図11は、アソシエーションモードにおいて各パレット20に設置された無線タグ10からのビーコン信号を複数回受信し、他の無線タグのビーコン信号の検知情報を含む(タグ検知ON)割合を測定したものである。例えば、NO.1の無線タグでは、12回のビーコン信号の受信において、12回のビーコンが他の無線タグのビーコン信号の検知情報を含んでいる。
【0094】
図11の検証結果によれば、11段積まれたパレット20の段積み構成において、100%の確率で他のビーコン信号の検知ができたことを示しており、金属製パレットを段積みした場合において、パレット間の距離が樹脂製のパレットに比べて大きい場合でも、高い確率で他のビーコン信号を検知できることが確認でき、それによりパレットの状態を判定することができることが確認できた。
<他の実施の形態>
【0095】
上記の構成例では、パレット20が4つの支柱部21を備える構成を例示して説明したが、支柱部21の数は、4つに限定されるものではない。

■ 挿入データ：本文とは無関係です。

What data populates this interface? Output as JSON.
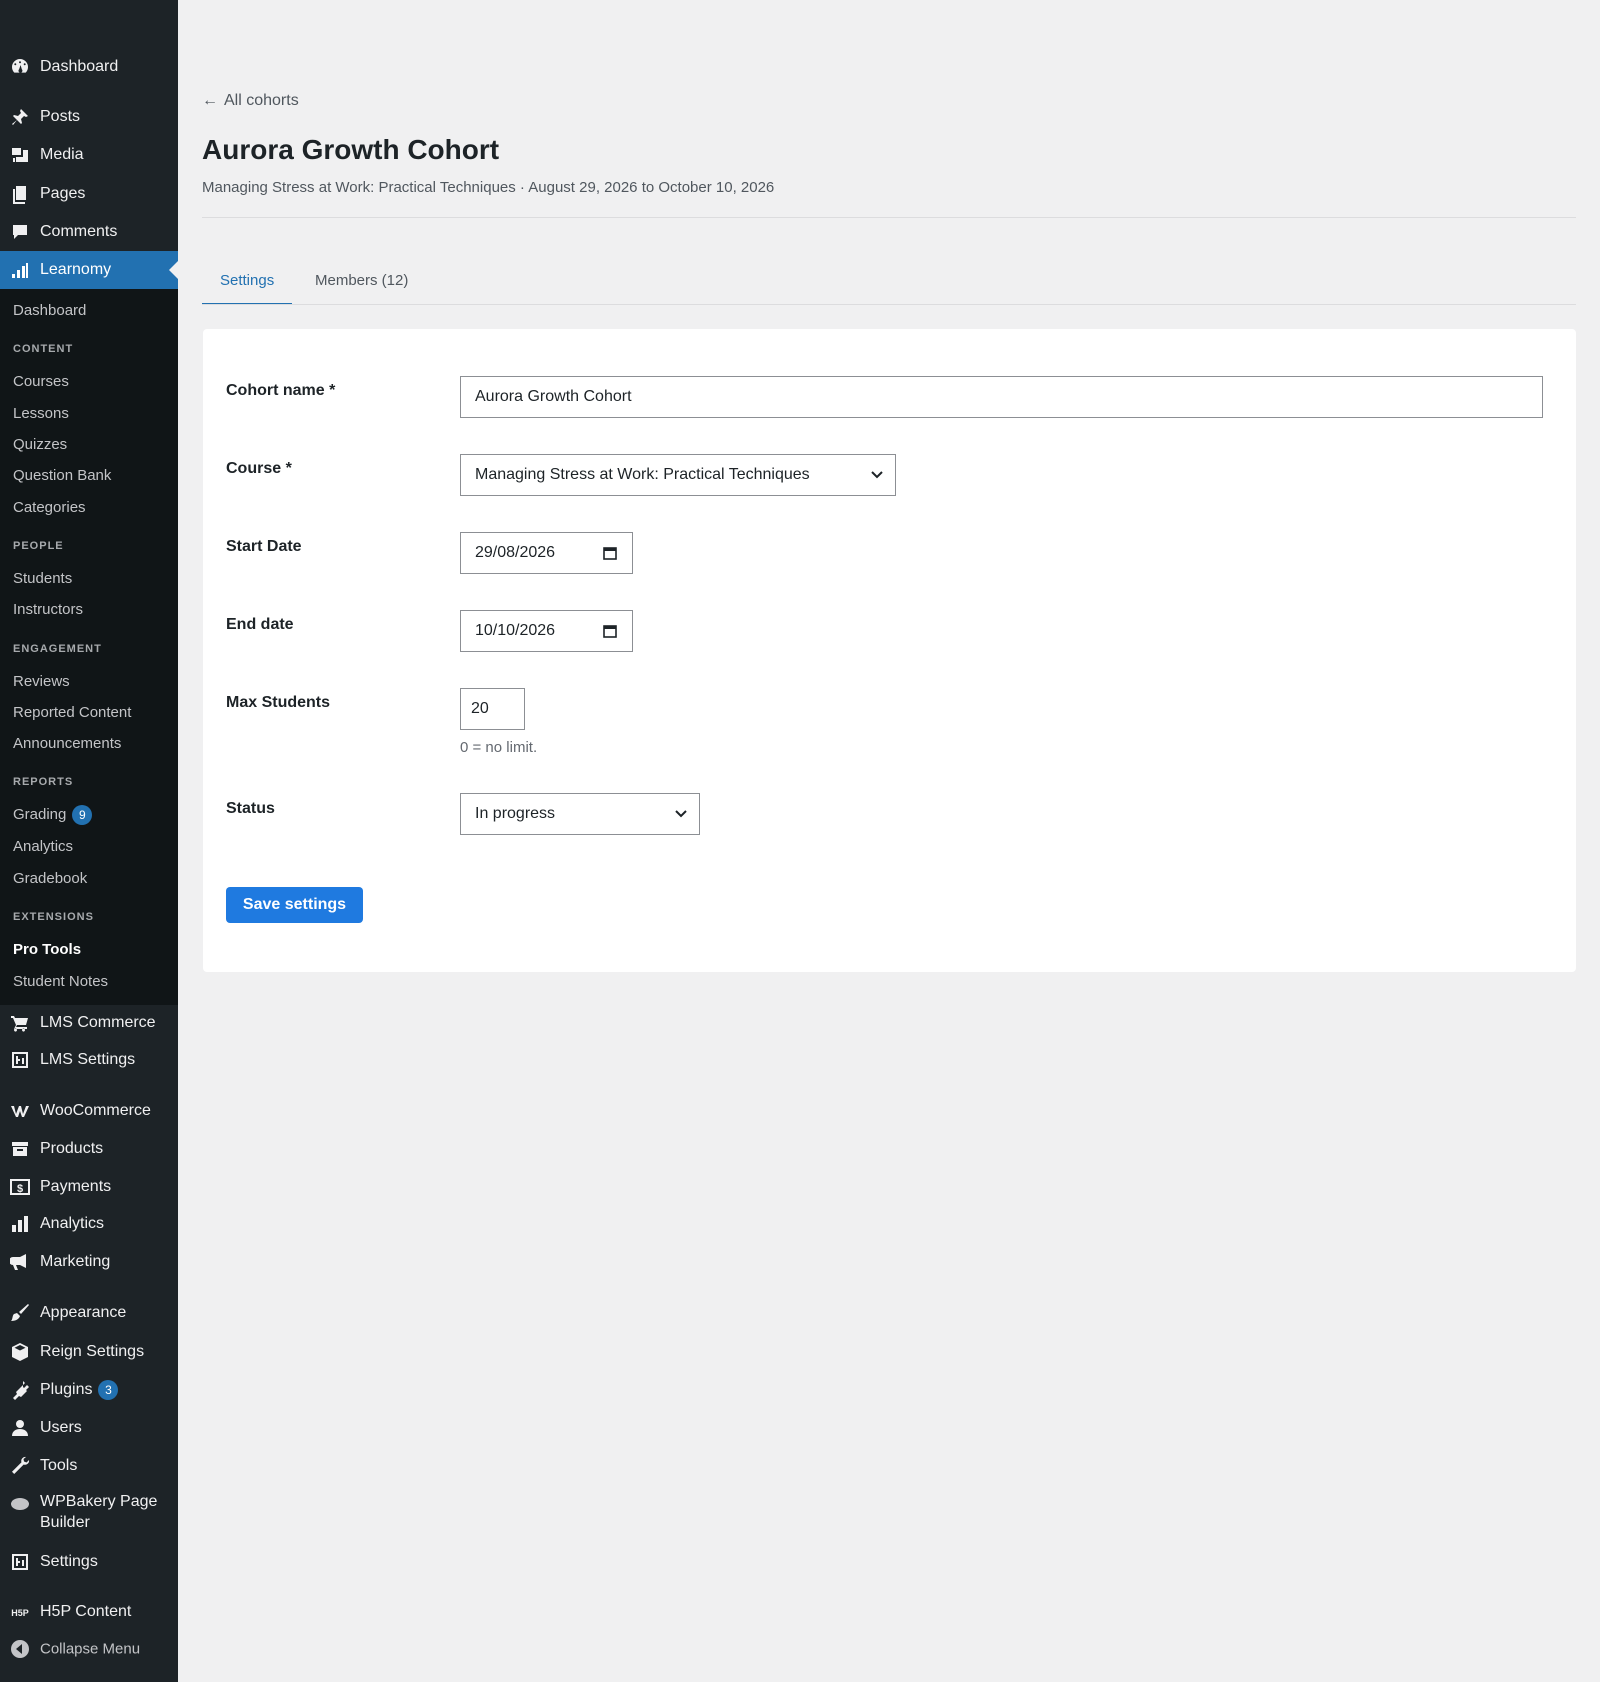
{
  "sidebar": {
    "top_items": [
      {
        "label": "Dashboard",
        "icon": "dashboard-icon"
      },
      {
        "label": "Posts",
        "icon": "pin-icon"
      },
      {
        "label": "Media",
        "icon": "media-icon"
      },
      {
        "label": "Pages",
        "icon": "pages-icon"
      },
      {
        "label": "Comments",
        "icon": "comment-icon"
      },
      {
        "label": "Learnomy",
        "icon": "chart-bars-icon"
      }
    ],
    "learnomy_submenu": {
      "dashboard": "Dashboard",
      "content_head": "CONTENT",
      "courses": "Courses",
      "lessons": "Lessons",
      "quizzes": "Quizzes",
      "question_bank": "Question Bank",
      "categories": "Categories",
      "people_head": "PEOPLE",
      "students": "Students",
      "instructors": "Instructors",
      "engagement_head": "ENGAGEMENT",
      "reviews": "Reviews",
      "reported": "Reported Content",
      "announcements": "Announcements",
      "reports_head": "REPORTS",
      "grading": "Grading",
      "grading_badge": "9",
      "analytics": "Analytics",
      "gradebook": "Gradebook",
      "extensions_head": "EXTENSIONS",
      "pro_tools": "Pro Tools",
      "student_notes": "Student Notes"
    },
    "bottom_items": [
      {
        "label": "LMS Commerce",
        "icon": "cart-icon"
      },
      {
        "label": "LMS Settings",
        "icon": "settings-grid-icon"
      },
      {
        "label": "WooCommerce",
        "icon": "woocommerce-icon"
      },
      {
        "label": "Products",
        "icon": "archive-icon"
      },
      {
        "label": "Payments",
        "icon": "dollar-icon"
      },
      {
        "label": "Analytics",
        "icon": "bar-chart-icon"
      },
      {
        "label": "Marketing",
        "icon": "megaphone-icon"
      },
      {
        "label": "Appearance",
        "icon": "brush-icon"
      },
      {
        "label": "Reign Settings",
        "icon": "box-icon"
      },
      {
        "label": "Plugins",
        "icon": "plugin-icon",
        "badge": "3"
      },
      {
        "label": "Users",
        "icon": "user-icon"
      },
      {
        "label": "Tools",
        "icon": "wrench-icon"
      },
      {
        "label": "WPBakery Page Builder",
        "icon": "cloud-icon"
      },
      {
        "label": "Settings",
        "icon": "settings-grid-icon"
      },
      {
        "label": "H5P Content",
        "icon": "h5p-icon"
      },
      {
        "label": "Collapse Menu",
        "icon": "collapse-icon"
      }
    ]
  },
  "main": {
    "back_link": "All cohorts",
    "title": "Aurora Growth Cohort",
    "subtitle": "Managing Stress at Work: Practical Techniques · August 29, 2026 to October 10, 2026",
    "tabs": [
      {
        "label": "Settings"
      },
      {
        "label": "Members (12)"
      }
    ],
    "form": {
      "cohort_name_label": "Cohort name *",
      "cohort_name_value": "Aurora Growth Cohort",
      "course_label": "Course *",
      "course_value": "Managing Stress at Work: Practical Techniques",
      "start_label": "Start Date",
      "start_value": "29/08/2026",
      "end_label": "End date",
      "end_value": "10/10/2026",
      "max_label": "Max Students",
      "max_value": "20",
      "max_hint": "0 = no limit.",
      "status_label": "Status",
      "status_value": "In progress",
      "save_label": "Save settings"
    }
  },
  "colors": {
    "accent": "#2271b1",
    "button": "#1f7ae0",
    "sidebar": "#1d2327",
    "submenu": "#101517",
    "background": "#f0f0f1"
  }
}
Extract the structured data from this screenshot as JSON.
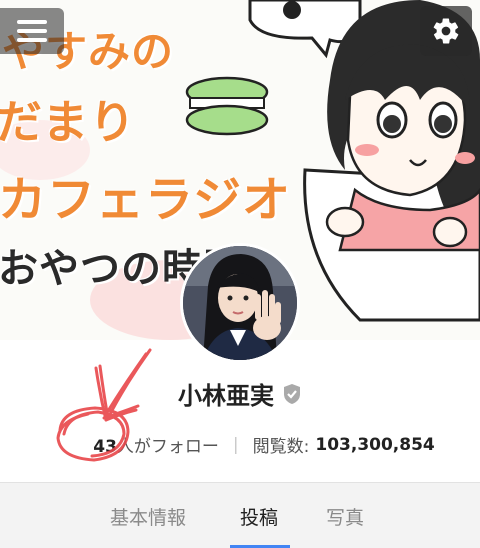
{
  "cover": {
    "title_line1": "やすみの",
    "title_line2": "だまり",
    "title_line3": "カフェラジオ",
    "title_line4": "おやつの時間"
  },
  "profile": {
    "name": "小林亜実",
    "followers_count": "43",
    "followers_unit": "人がフォロー",
    "divider": "|",
    "views_label": "閲覧数:",
    "views_value": "103,300,854"
  },
  "tabs": [
    {
      "label": "基本情報",
      "selected": false
    },
    {
      "label": "投稿",
      "selected": true
    },
    {
      "label": "写真",
      "selected": false
    }
  ],
  "colors": {
    "accent": "#4285f4",
    "annotation": "#e8474a",
    "title_orange": "#f08a36"
  },
  "icons": {
    "menu": "menu-icon",
    "settings": "gear-icon",
    "verified": "verified-check-icon"
  }
}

パレットの大きさや形状に応じて、4つより大きい数の支柱部を設けてもよい。
【0096】
上記の構成例では、パレット20が4つの支柱部21の上部に突起部、下部に穴部を設ける構成を例示して説明したが、上下のパレットが位置合わせできる構成であれば、他の構成を採用してもよい。例えば、支柱部21の上部に穴部、下部に突起部を設ける構成としてもよいし、穴部に換えて、支柱部21が、平面視においてスライドしないように構成された係止部材を設けてもよい。
【0097】
また、パレット20が4つの支柱部21の全てに、突起部と穴部を設ける必要はないく、例えば、4つの支柱部21のうち、2つあるいは3つの支柱部21に突起部及び穴部を設けるように構成してもよい。
【0098】
このように、本発明の実施の形態によれば、無線タグの識別情報と他の無線タグのビーコンの検知情報を関連付けて管理することにより、無線タグを搭載したパレットの状態を把握することができる。無線タグが送信するビーコン信号に、他の無線タグのビーコン信号を受信したことを示す検知情報が含まれていれば、そのパレットは、段積み状態であり、荷物が載置されていない空パレットであると判定することができる。
【0099】
本実施形態によれば、パレットの画像を取得するための設備等の追加や、パレットの高さを測定するためにパレットの構成を変更することなく、パレットの状態を管理できるパレット管理技術を提供することが可能となる。
【符号の説明】
【0100】
1…倉庫、2……パレット、5…フォークリフト、10…無線タグ、11…アンテナ、12…無線部、13…振動センサ、14…パッシブ無線素子、15…電池、16…中央処理部、17…メモリ、20…パレット(金属製)、21…支柱部、22…支柱部材、23…基台部材、24…穴部、25…突起部、26…矩形枠、30…無線タグリーダ、31…アンテナ、32…無線部、33…I/F部、34…中央処理部、35…メモリ、40…パレット管理装置、50…ネットワーク。